Montclair’s kids will need emotional support — in and out of schools
The pandemic has forced consideration of how children’s mental and emotional health has been affected by prolonged absences from school.
By ERIN ROLL
How children are being affected by being out of school, and how they will readjust when it comes time for them to return, is a concern for parents and teachers alike.
A critical part of students’ well-being, experts say, is the ability to deal with stress and anxiety, to talk about stressors they may have gone through at home during the pandemic, and to focus on learning in person.
All of that might have been made more difficult because, for the third time this school year, a planned reopening of Montclair’s schools was delayed.
Over the last few months, parents reported at BOE meetings that their children were struggling with virtual learning and experiencing anxiety, stress and tantrums over not being able to see their teachers and friends in person. Parents of special-needs children said their children were especially challenged learning outside of the classroom.

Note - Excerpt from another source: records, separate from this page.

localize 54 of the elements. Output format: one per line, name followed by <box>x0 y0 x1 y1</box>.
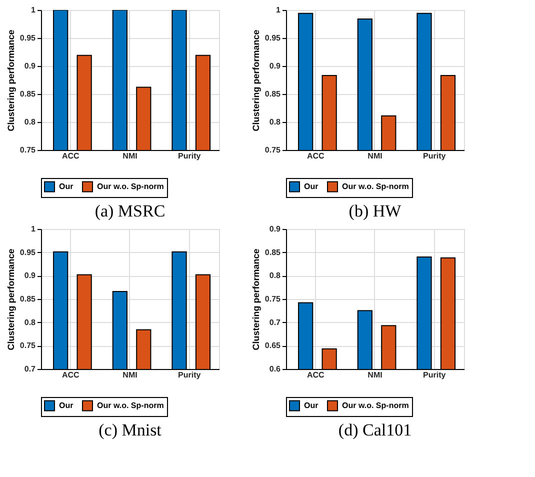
y-tick-label: 0.95 <box>20 248 36 257</box>
y-tick-label: 1 <box>276 6 282 14</box>
legend-label: Our w.o. Sp-norm <box>342 400 409 410</box>
legend-label: Our <box>59 400 74 410</box>
y-tick-label: 1 <box>31 224 36 234</box>
y-tick-label: 0.9 <box>24 271 36 280</box>
y-tick-label: 0.95 <box>264 34 282 42</box>
x-tick-label: ACC <box>62 152 80 160</box>
text: (a) MSRC <box>94 202 166 220</box>
y-tick-label: 0.6 <box>269 364 282 374</box>
x-tick-label: NMI <box>368 370 382 380</box>
y-tick-label: 0.75 <box>20 146 36 154</box>
y-tick-label: 0.95 <box>20 34 36 42</box>
x-tick-label: NMI <box>122 152 138 160</box>
y-tick-label: 0.9 <box>24 62 36 70</box>
y-axis-title: Clustering performance <box>6 30 16 132</box>
text: (b) HW <box>348 202 402 220</box>
y-tick-label: 0.8 <box>24 118 36 126</box>
x-tick-label: ACC <box>306 370 325 380</box>
text: (c) Mnist <box>98 420 162 440</box>
x-tick-label: Purity <box>178 370 202 380</box>
y-tick-label: 0.85 <box>20 90 36 98</box>
x-tick-label: NMI <box>368 152 382 160</box>
y-tick-label: 1 <box>31 6 36 14</box>
y-tick-label: 0.8 <box>269 118 282 126</box>
x-tick-label: Purity <box>178 152 202 160</box>
legend-label: Our <box>304 182 318 191</box>
legend-label: Our <box>304 400 318 410</box>
x-tick-label: Purity <box>422 152 446 160</box>
y-tick-label: 0.85 <box>264 90 282 98</box>
x-tick-label: ACC <box>62 370 80 380</box>
y-tick-label: 0.75 <box>264 146 282 154</box>
y-axis-title: Clustering performance <box>250 30 261 132</box>
text: (d) Cal101 <box>338 420 412 440</box>
legend-label: Our <box>59 182 74 191</box>
y-axis-title: Clustering performance <box>6 248 16 350</box>
y-tick-label: 0.65 <box>264 341 282 350</box>
y-tick-label: 0.9 <box>269 62 282 70</box>
x-tick-label: ACC <box>306 152 325 160</box>
legend-label: Our w.o. Sp-norm <box>342 182 409 191</box>
legend-label: Our w.o. Sp-norm <box>97 182 164 191</box>
x-tick-label: Purity <box>422 370 446 380</box>
y-tick-label: 0.75 <box>20 341 36 350</box>
y-tick-label: 0.7 <box>24 364 36 374</box>
y-tick-label: 0.9 <box>269 224 282 234</box>
y-axis-title: Clustering performance <box>250 248 261 350</box>
y-tick-label: 0.8 <box>269 271 282 280</box>
x-tick-label: NMI <box>122 370 138 380</box>
y-tick-label: 0.75 <box>264 294 282 304</box>
y-tick-label: 0.85 <box>264 248 282 257</box>
legend-label: Our w.o. Sp-norm <box>97 400 164 410</box>
y-tick-label: 0.85 <box>20 294 36 304</box>
y-tick-label: 0.7 <box>269 318 282 327</box>
y-tick-label: 0.8 <box>24 318 36 327</box>
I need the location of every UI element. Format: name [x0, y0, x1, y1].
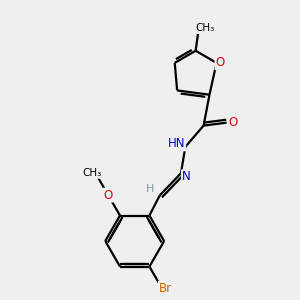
Text: CH₃: CH₃ — [195, 23, 215, 33]
Text: O: O — [228, 116, 238, 129]
Text: Br: Br — [159, 282, 172, 295]
Text: O: O — [103, 189, 113, 202]
Text: HN: HN — [168, 137, 185, 150]
Text: H: H — [146, 184, 154, 194]
Text: N: N — [182, 170, 190, 183]
Text: O: O — [215, 56, 225, 69]
Text: CH₃: CH₃ — [82, 168, 102, 178]
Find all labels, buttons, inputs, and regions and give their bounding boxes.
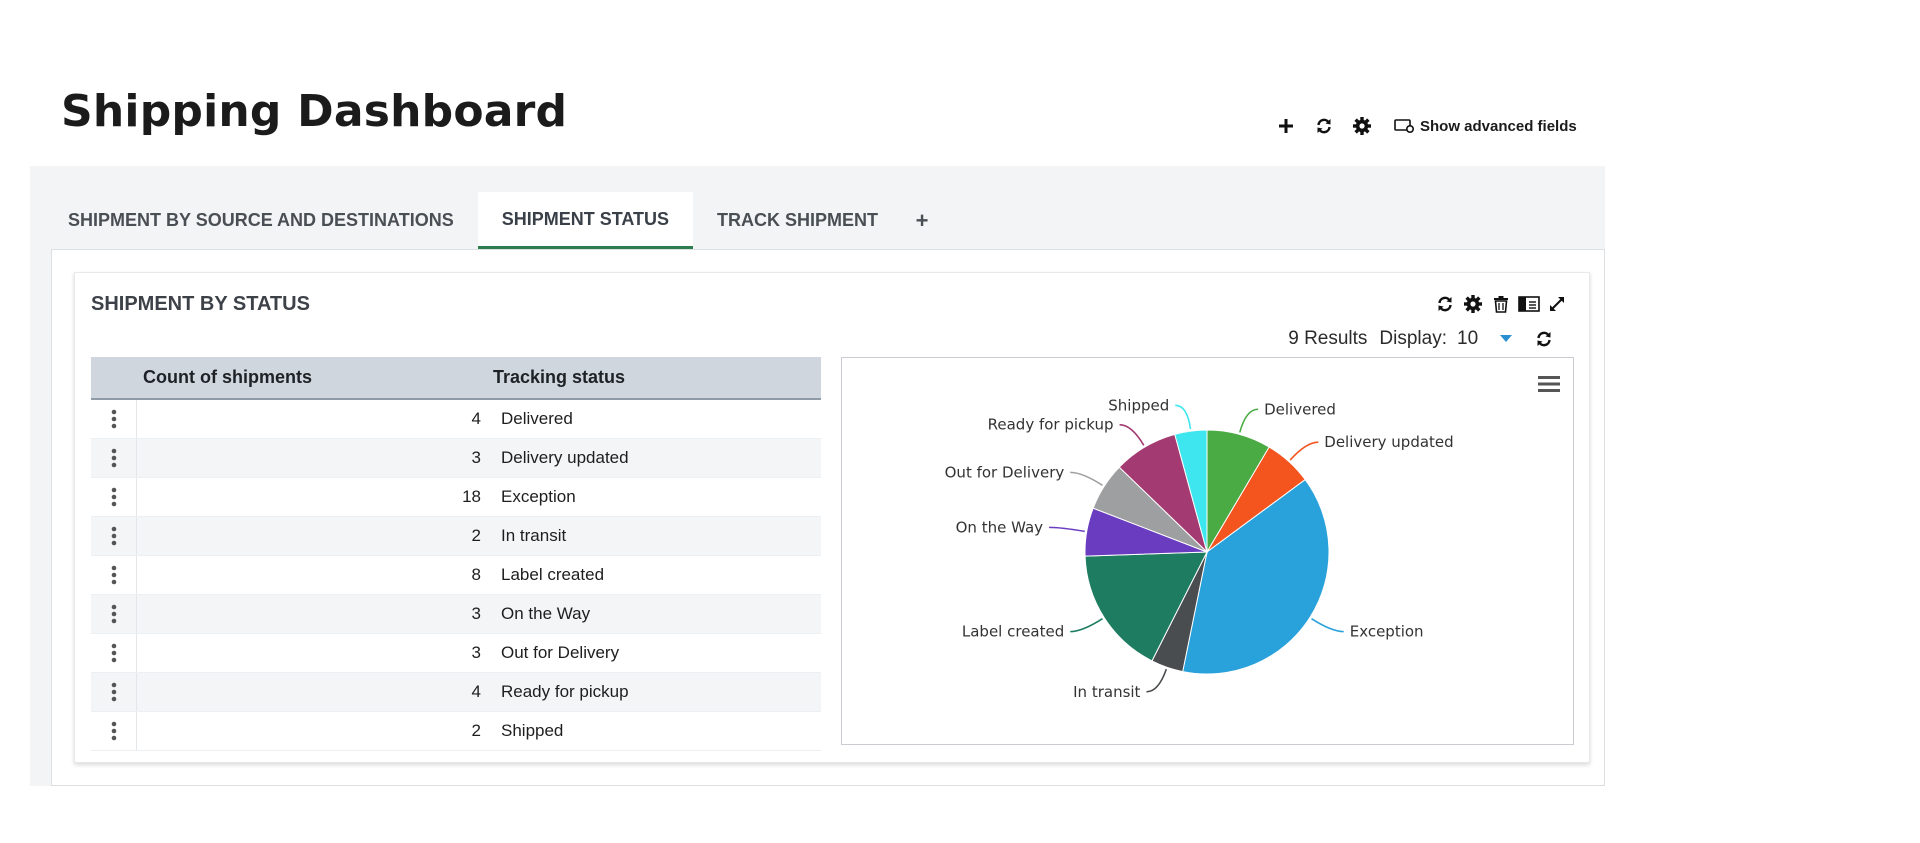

Board member Allison Silverstein, whose son has special learning needs, said it was important to remember children have lost a year of social and emotional development.
At the Jan. 6 Board of Education meeting, several board members agreed that social and emotional needs will be a bigger issue when schools reopen.
“I’m much more concerned. I don’t think we’re going to go back to anything looking like what we’ve had before,” said board member Eve Robinson.
The district website’s Counseling Corner contains a list of resources specific to the pandemic, including links to Child Mind, which includes resources aimed at parents and at educators, and to the National Child Traumatic Stress Network.
“There are very few silver linings about COVID-19,” said Gerard Costa, the director of Montclair State University’s Center for Autism and Early Childhood Studies, but he added that the pandemic has helped make clearer how critical mental health and social well-being are to education.
If a student is in a heightened state of stress or anxiety, or on “survival brain,” it affects the student’s ability to learn in the classroom, Costa said.
In addition to the disruption caused by schools closing, many children may have experienced illness or death of family members, friends, neighbors or teachers. That trauma needs to be addressed as well, he said.
In order for teachers to be able to help students, Costa said, support systems and resources should be in place for teachers. District officials did not respond to an inquiry on what training teachers have received.
During the summer, the district convened a group of parents, teachers and administrators, called the Healthy Minds Committee, to talk about how to maintain student engagement and mental health. The district partnered with the Montclair Fund for Educational Excellence, the YMCA and the Montclair Public Library as well as mental health organizations to create short videos to aid parents and guardians in helping their children during the pandemic. They also formed online book clubs and organized volunteers to lead remote social groups.
In December, the district offered some workshops for parents on addressing mental health issues through the Parent University portal.
Parents should be aware of whether their children are completing homework assignments and other tasks, or if they seem to be having headaches, stomachaches or other health problems and to talk through the anxiety with the child. Costa advised parents to speak to teachers and administration if their child has become withdrawn or anxious.
Michael Koffman, a family psychologist with a practice in Montclair, said some children may take longer to rebound, such as students who have social anxiety issues. Koffman said he was hopeful that all students would eventually do so.
“I think there are certainly kids who will be very resilient,” he said. “I think the large majority of kids will be just fine.”
Costa agreed: “It’s the nature of who we are as humans, that we have these disruptions and interferences, and we recover.”
The district has offered access to mental health resources, informational pieces and counseling services to assist students and families, Superintendent Jonathan Ponds wrote in a Jan. 8 letter to families.
“This pandemic has been an emotional roller coaster, and we want you to know that we are here for you and want to support you,” Ponds said. He urged families to reach out to him or to their children’s teachers, principal or counselors if anyone in the family is struggling.